About orig_to_token_index padding problem
EternalEep opened this issue · 2 comments
I have some problems in your dataset preprocessing code.
In the model/transformers_embedder.py file, we have TransformersEmbedder class. For the forward function, the return is (marked as code [1])
return torch.gather(word_rep[:, :, :], 1, orig_to_token_index.unsqueeze(-1).expand(batch_size, max_sent_len, rep_size))
As we know, this is a gather function which will use orig_to_token_index as the index. But for the batch, different sentences will have different length. So I observed that in your preprocessing batch sample code, which is in the data/transformers_dataset.py(marked as code [2])
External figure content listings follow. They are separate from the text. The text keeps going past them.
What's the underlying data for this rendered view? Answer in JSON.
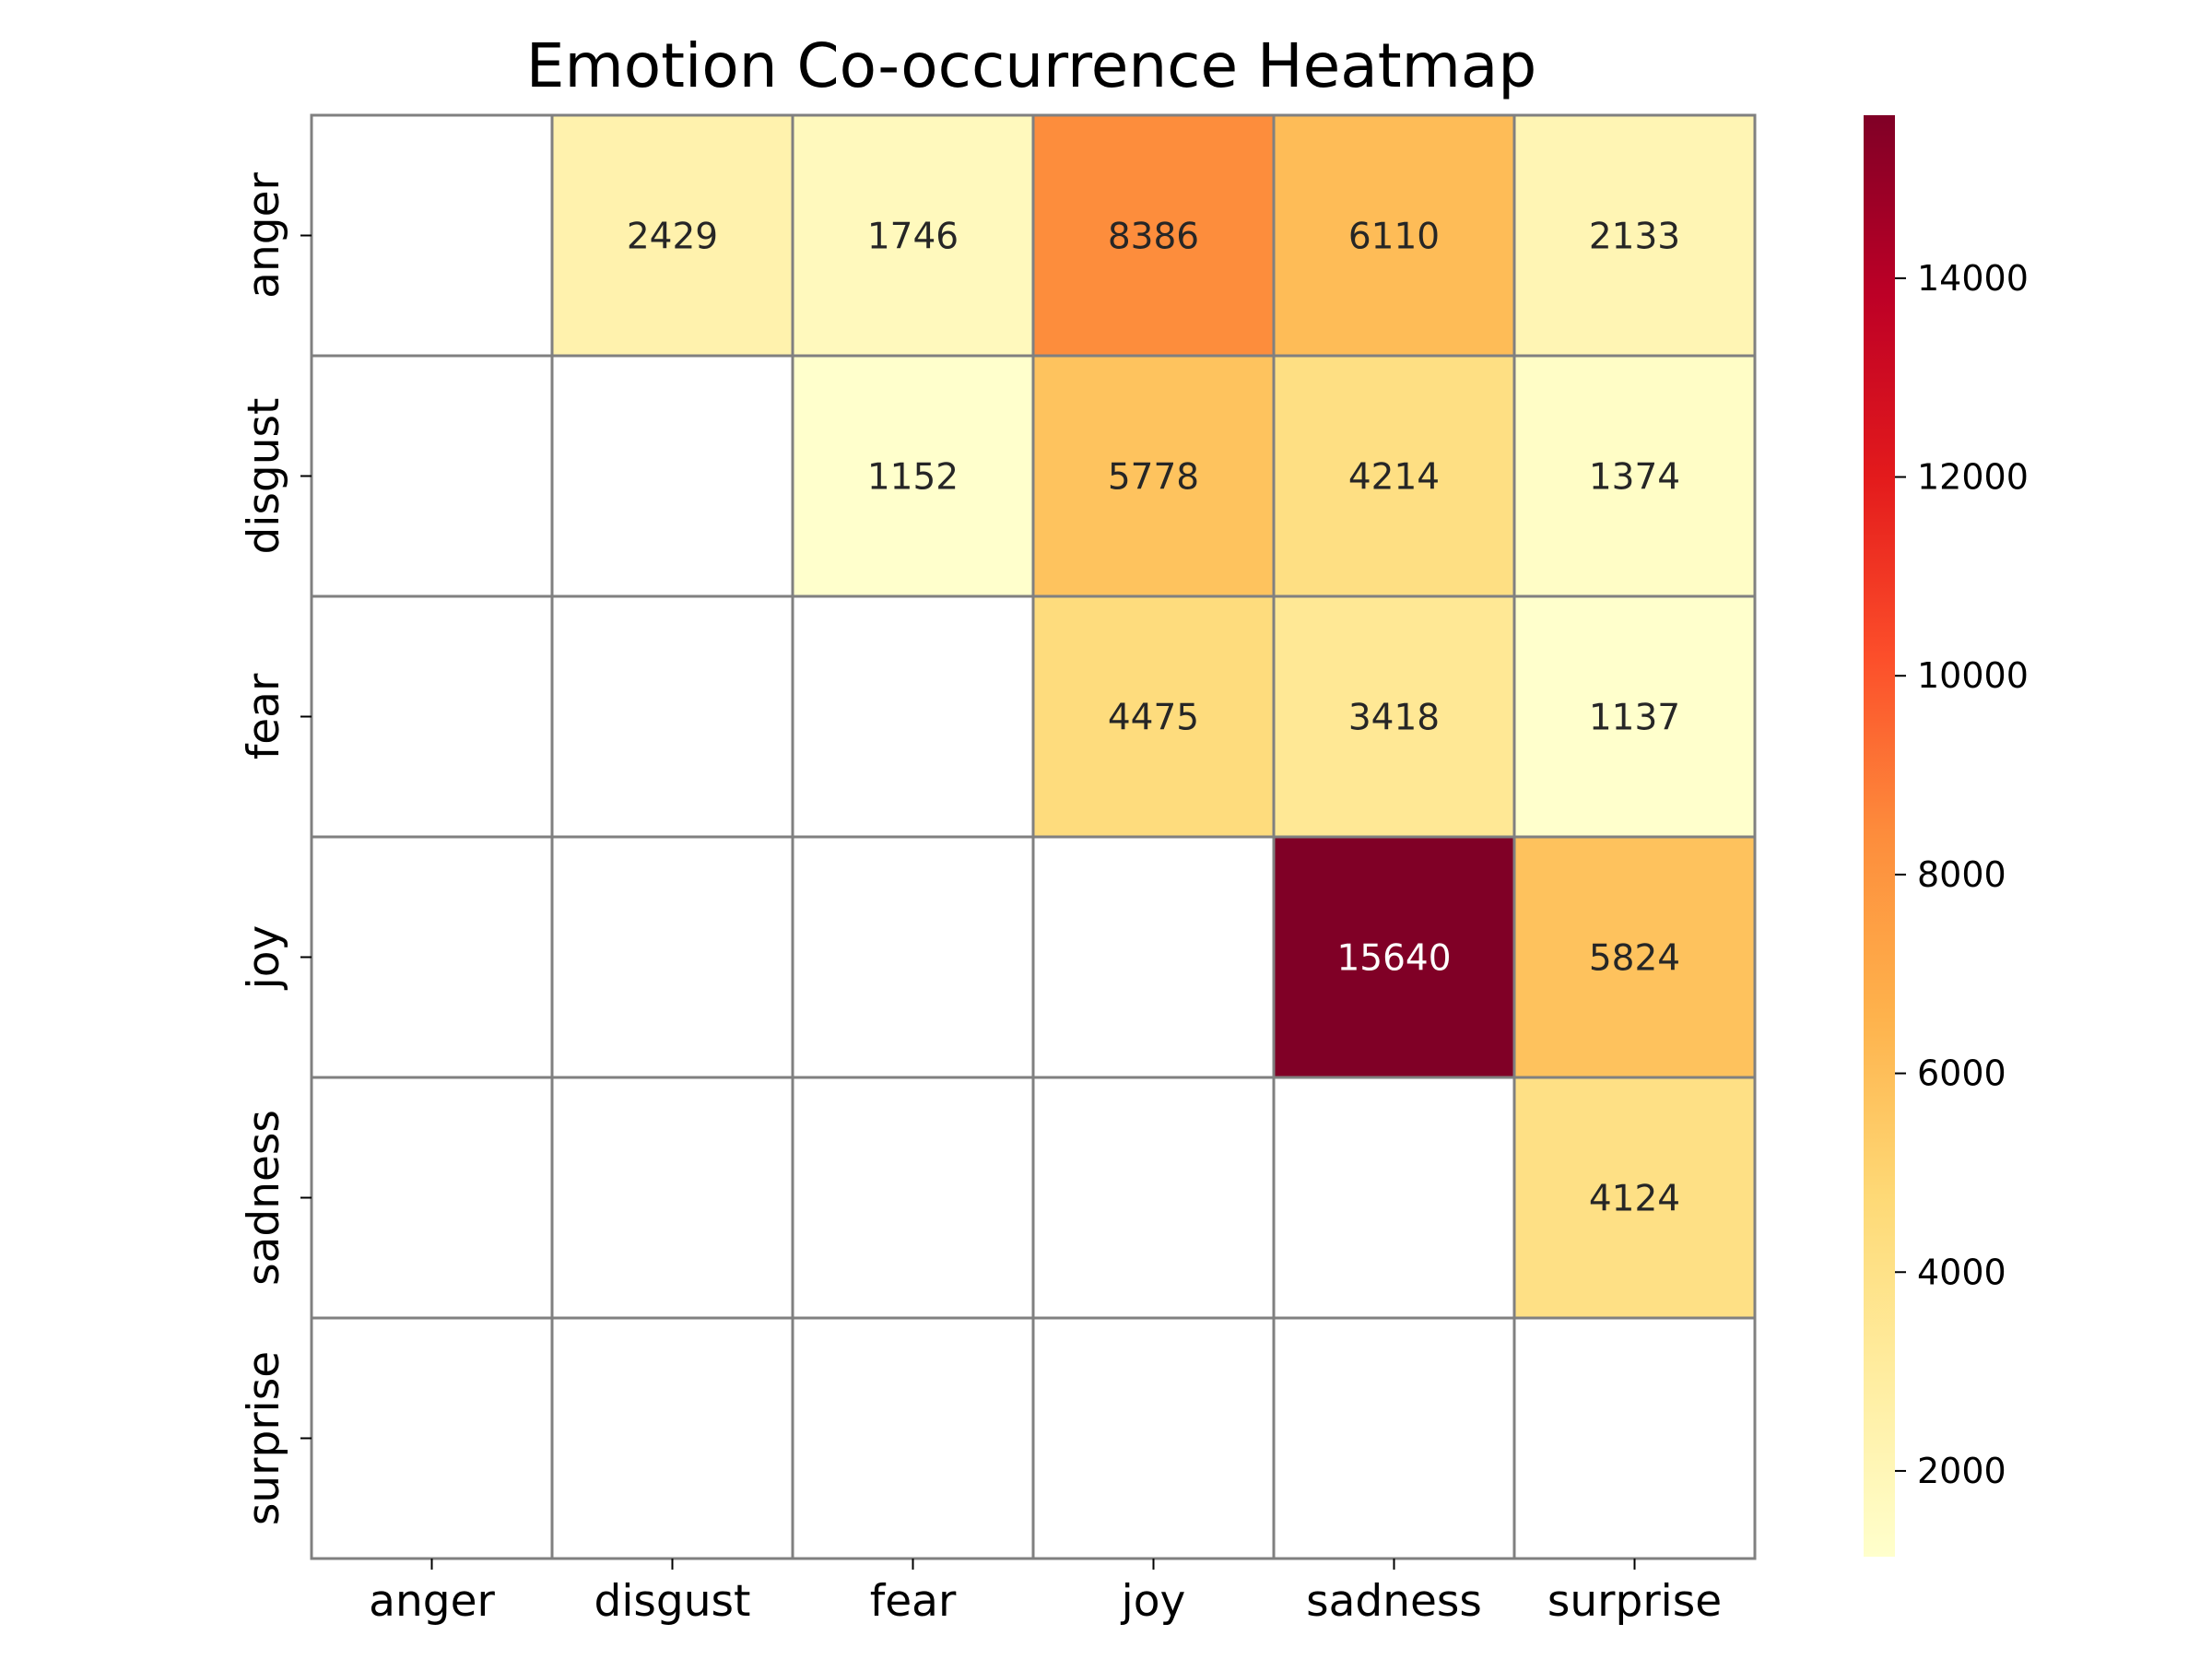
{
  "chart_data": {
    "type": "heatmap",
    "title": "Emotion Co-occurrence Heatmap",
    "xlabel": "",
    "ylabel": "",
    "x_categories": [
      "anger",
      "disgust",
      "fear",
      "joy",
      "sadness",
      "surprise"
    ],
    "y_categories": [
      "anger",
      "disgust",
      "fear",
      "joy",
      "sadness",
      "surprise"
    ],
    "values": [
      [
        null,
        2429,
        1746,
        8386,
        6110,
        2133
      ],
      [
        null,
        null,
        1152,
        5778,
        4214,
        1374
      ],
      [
        null,
        null,
        null,
        4475,
        3418,
        1137
      ],
      [
        null,
        null,
        null,
        null,
        15640,
        5824
      ],
      [
        null,
        null,
        null,
        null,
        null,
        4124
      ],
      [
        null,
        null,
        null,
        null,
        null,
        null
      ]
    ],
    "colormap": "YlOrRd",
    "color_min": 1137,
    "color_max": 15640,
    "colorbar_ticks": [
      2000,
      4000,
      6000,
      8000,
      10000,
      12000,
      14000
    ],
    "grid_color": "#808080",
    "legend": "right"
  }
}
orig_to_tok_index = feature.orig_to_tok_index + [0] * padding_word_len
label_ids = feature.label_ids + [0] * padding_word_len
You use [0] * padding_word_len to pad orig_to_tok_index and label_ids. So if we run code [1], it will get 0 index in the padding position, so we get [CLS] embedding vector from the Bert in the padding position. And then predict [CLS] embedding to the 0 label index(PAD's index in your code).
I think it's a little wired to use 0 padding in orig_to_token_index list and then predict [CLS] to PAD label, do we need to change it? Or just I misunderstanded the logic?
Hope to receive your explanation.
Thank you very much!
For code[2], it is practically same if we use some other index instead of 0.
Because in CRF, we will take the subsequence representation instead of the full representation.
Particularly in this step (https://github.com/allanj/pytorch_neural_crf/blob/master/src/model/module/linear_crf_inferencer.py#L102),
if the word_seq_len is only 8, only the max length is 10, we only take the scores up to 8. The rest will not be considered.
I have understood what you have meant. So you use mask in CRF layer. Thank you for your explanation for me.
It seems that I should read the CRF carefully about the CRF code, thank you, Allan.